Disclaimer : je ne suis pas un « pro » de la fidélité, par contre j’ai une appétence particulière pour les parcours-clients. L’objet de l’article est justement de voir comment parcours clients et fidélité s’imbriquent à l’heure du Covid.

Depuis des années, les retailers et plus globalement toute société qui a compris les enjeux du commerce moderne, débordent d’énergie afin d’optimiser les parcours-clients. Vaincre les points d’irritation (les fameux pain points), en y répondant par des nouveaux services, des nouveaux outils (qu’ils soient digitaux ou non d’ailleurs).

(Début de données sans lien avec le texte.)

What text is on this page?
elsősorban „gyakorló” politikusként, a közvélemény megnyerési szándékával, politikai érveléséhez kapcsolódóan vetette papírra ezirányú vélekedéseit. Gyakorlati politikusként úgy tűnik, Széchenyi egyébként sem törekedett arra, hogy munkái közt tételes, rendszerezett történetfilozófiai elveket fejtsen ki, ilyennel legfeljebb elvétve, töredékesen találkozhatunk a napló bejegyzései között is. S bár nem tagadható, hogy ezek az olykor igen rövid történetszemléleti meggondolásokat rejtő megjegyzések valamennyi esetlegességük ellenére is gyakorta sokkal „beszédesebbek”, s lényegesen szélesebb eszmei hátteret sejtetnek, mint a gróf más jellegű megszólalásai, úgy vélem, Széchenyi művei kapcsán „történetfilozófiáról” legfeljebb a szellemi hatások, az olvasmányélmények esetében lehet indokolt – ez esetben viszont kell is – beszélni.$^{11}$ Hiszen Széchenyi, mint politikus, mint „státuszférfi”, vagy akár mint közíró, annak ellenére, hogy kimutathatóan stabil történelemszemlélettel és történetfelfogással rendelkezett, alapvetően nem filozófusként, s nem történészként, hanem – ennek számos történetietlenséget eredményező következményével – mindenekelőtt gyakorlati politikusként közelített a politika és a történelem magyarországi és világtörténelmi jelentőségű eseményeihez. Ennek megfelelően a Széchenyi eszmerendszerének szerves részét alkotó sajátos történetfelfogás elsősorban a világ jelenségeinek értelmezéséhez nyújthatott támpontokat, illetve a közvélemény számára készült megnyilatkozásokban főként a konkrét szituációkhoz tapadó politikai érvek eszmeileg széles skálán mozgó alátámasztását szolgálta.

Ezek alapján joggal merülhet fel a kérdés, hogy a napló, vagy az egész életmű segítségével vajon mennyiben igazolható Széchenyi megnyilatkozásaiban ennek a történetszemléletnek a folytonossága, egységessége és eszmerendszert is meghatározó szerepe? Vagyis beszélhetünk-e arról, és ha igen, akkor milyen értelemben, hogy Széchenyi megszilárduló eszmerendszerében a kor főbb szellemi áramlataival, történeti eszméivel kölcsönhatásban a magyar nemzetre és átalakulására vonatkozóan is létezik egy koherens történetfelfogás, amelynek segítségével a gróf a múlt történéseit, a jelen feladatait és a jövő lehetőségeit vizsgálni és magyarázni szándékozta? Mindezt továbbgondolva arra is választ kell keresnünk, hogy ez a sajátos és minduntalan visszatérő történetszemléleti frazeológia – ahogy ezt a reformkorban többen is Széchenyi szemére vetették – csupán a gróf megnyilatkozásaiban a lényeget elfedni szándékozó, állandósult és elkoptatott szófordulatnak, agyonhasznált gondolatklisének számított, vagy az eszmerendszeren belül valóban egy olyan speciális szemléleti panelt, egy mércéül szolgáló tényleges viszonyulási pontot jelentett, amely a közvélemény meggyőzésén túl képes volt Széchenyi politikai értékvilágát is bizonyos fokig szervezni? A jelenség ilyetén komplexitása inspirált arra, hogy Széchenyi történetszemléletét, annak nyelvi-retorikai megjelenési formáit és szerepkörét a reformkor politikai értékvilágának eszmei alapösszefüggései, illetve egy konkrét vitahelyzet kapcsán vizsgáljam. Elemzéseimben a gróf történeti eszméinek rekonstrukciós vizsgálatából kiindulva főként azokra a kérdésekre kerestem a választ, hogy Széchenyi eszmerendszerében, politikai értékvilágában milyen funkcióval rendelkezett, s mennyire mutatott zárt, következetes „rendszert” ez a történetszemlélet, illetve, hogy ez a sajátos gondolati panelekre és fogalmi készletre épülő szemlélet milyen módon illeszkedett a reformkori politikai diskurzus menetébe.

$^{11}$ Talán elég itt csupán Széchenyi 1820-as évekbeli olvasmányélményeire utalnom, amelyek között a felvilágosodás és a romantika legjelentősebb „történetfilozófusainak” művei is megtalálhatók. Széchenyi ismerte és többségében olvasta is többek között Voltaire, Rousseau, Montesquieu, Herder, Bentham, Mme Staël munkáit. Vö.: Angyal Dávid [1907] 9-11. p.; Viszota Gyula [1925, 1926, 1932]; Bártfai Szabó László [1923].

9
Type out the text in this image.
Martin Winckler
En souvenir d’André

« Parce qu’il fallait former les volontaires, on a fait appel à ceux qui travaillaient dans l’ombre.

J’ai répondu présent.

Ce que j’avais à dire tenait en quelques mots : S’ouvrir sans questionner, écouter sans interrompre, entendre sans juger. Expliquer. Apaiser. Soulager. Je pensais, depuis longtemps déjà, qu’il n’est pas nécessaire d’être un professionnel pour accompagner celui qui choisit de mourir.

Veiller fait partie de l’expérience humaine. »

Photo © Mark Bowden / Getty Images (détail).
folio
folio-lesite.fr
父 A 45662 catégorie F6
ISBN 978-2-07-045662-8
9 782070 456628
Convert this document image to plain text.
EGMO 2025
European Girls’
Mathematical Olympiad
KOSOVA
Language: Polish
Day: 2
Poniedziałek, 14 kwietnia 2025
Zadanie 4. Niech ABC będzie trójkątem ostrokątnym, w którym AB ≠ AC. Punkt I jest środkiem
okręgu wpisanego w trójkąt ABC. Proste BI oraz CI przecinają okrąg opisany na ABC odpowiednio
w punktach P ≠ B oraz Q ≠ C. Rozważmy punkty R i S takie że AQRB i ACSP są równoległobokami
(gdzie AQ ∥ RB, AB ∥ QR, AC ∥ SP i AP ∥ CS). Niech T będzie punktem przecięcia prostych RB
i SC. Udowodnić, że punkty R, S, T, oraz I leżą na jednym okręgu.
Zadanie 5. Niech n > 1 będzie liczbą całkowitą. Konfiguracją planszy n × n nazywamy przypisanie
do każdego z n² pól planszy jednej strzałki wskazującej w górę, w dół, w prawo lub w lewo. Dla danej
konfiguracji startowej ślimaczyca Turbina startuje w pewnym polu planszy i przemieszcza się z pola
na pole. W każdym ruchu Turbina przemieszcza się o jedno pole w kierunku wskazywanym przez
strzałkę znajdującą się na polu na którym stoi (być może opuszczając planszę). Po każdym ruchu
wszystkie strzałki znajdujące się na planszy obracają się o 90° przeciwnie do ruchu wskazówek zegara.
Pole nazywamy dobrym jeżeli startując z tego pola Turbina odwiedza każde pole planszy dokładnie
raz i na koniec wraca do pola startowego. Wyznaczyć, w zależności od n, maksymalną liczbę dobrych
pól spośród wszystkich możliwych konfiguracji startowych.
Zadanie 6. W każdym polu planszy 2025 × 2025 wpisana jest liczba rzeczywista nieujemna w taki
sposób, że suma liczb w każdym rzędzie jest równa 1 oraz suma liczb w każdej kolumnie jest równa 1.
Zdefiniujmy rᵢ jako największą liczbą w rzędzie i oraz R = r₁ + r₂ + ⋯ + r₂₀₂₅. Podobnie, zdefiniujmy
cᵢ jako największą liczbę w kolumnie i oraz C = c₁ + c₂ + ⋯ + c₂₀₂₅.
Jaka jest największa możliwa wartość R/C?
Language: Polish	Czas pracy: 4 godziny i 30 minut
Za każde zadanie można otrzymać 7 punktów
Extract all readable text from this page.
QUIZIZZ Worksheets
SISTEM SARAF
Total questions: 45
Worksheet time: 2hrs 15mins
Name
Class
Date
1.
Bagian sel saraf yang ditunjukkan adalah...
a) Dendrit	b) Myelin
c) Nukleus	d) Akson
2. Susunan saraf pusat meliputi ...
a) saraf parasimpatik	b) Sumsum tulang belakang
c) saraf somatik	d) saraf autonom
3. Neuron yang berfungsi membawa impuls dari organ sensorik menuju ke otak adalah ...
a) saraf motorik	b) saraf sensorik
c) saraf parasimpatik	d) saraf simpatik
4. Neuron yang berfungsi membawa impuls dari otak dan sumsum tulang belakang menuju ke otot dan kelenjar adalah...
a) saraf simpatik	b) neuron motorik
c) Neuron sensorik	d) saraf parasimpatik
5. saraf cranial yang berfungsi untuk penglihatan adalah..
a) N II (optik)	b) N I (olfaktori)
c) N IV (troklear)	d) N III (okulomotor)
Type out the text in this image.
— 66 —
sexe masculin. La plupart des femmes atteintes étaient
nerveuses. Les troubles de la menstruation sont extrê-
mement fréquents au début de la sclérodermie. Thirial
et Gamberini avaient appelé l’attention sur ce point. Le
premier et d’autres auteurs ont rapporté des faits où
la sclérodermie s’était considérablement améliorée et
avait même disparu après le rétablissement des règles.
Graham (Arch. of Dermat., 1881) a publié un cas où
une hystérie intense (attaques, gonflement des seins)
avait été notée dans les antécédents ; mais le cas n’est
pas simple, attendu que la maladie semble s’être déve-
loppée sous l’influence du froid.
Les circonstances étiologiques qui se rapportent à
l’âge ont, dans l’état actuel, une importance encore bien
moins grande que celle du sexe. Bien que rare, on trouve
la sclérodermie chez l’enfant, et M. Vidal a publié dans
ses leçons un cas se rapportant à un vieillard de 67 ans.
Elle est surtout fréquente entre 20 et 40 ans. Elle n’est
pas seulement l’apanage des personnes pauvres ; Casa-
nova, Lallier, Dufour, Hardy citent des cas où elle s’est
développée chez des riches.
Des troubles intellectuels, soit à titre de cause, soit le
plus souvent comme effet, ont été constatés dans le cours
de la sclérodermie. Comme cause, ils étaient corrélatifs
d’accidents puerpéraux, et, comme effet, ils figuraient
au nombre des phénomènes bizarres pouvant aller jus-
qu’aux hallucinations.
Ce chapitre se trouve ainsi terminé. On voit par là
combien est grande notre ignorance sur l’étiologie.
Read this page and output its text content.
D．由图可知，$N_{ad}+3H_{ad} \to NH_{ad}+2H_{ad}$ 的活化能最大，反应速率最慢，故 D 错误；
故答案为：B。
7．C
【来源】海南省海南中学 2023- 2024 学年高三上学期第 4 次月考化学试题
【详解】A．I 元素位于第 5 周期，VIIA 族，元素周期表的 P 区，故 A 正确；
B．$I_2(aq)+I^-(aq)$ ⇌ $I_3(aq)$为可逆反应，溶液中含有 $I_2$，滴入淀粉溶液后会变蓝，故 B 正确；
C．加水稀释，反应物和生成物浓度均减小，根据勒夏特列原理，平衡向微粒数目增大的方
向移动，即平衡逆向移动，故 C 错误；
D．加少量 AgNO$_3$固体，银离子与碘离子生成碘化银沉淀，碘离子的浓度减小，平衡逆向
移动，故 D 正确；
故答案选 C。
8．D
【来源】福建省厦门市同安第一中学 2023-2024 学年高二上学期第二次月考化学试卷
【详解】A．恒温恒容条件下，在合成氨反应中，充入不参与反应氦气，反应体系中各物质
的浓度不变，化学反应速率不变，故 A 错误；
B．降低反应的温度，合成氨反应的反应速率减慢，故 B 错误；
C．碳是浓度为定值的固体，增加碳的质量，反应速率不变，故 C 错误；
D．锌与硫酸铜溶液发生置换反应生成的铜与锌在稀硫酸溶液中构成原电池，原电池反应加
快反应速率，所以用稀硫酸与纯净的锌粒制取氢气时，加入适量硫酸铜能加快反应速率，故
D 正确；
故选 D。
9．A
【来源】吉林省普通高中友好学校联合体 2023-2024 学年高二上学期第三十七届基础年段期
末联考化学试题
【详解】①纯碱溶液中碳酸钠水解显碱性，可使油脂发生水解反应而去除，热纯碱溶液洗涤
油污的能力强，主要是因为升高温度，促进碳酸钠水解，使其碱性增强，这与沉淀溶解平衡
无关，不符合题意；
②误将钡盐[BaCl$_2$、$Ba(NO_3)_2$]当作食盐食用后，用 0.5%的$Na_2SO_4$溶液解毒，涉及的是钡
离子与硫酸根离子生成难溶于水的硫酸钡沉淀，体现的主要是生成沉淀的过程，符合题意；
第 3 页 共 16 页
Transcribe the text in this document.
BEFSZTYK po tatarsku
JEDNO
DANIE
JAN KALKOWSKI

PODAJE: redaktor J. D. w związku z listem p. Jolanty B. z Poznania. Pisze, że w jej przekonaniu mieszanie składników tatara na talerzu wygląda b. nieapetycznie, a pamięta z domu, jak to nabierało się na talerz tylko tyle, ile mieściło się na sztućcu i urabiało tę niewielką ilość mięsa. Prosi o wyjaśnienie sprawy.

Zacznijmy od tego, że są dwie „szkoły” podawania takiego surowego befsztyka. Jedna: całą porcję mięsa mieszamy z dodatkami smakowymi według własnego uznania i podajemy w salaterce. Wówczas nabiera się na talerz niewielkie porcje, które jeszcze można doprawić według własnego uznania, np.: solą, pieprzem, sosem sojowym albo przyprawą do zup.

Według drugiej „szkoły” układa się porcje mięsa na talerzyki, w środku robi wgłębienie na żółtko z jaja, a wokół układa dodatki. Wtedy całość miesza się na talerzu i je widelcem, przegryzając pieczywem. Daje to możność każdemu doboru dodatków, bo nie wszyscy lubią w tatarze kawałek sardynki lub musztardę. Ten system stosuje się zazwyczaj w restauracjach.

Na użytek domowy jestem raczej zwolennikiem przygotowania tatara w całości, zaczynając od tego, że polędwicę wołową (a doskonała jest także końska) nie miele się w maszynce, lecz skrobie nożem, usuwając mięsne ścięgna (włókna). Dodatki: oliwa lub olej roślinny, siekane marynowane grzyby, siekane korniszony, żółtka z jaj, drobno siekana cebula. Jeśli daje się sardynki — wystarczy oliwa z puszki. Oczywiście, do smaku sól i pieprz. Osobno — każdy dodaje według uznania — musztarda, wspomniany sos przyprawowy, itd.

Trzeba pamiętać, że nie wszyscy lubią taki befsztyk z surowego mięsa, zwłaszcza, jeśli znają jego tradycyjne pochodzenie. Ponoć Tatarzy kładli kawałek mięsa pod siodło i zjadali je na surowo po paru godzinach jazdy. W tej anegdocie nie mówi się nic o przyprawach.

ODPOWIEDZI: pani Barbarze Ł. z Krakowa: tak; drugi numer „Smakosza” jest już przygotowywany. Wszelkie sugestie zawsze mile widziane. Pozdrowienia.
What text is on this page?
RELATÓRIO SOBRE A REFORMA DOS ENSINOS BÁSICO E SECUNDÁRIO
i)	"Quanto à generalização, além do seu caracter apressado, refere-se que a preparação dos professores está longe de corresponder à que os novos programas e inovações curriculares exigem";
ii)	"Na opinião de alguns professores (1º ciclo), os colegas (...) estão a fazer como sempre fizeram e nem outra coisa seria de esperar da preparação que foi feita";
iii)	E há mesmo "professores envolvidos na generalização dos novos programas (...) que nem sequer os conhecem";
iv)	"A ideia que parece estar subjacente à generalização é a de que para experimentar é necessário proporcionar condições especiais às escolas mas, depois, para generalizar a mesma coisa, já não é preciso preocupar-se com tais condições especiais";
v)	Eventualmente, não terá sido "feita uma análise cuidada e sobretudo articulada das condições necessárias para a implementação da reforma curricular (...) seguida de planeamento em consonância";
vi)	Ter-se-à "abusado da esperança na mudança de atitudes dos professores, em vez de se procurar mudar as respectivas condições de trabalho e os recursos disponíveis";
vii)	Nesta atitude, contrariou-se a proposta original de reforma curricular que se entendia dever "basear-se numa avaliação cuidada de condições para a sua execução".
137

Dans le sillage de cette recherche sont nés des concepts aussi primordiaux que l’omnicanal (la relation client-enseigne se passe sur plusieurs canaux, et le passage de l’un à l’autre doit être aussi fluide que possible), ou encore le renouvellement de l’expérience en magasin (les jeunes générations ne sont plus enclines à aller pousser un caddie le samedi matin, et il faut donc leur proposer une nouvelle expérience en magasin). Et bien d’autres évidemment.

Une question : l’indulgence des clients vis à vis de parcours clients dégradés va-t-elle s’étioler ? 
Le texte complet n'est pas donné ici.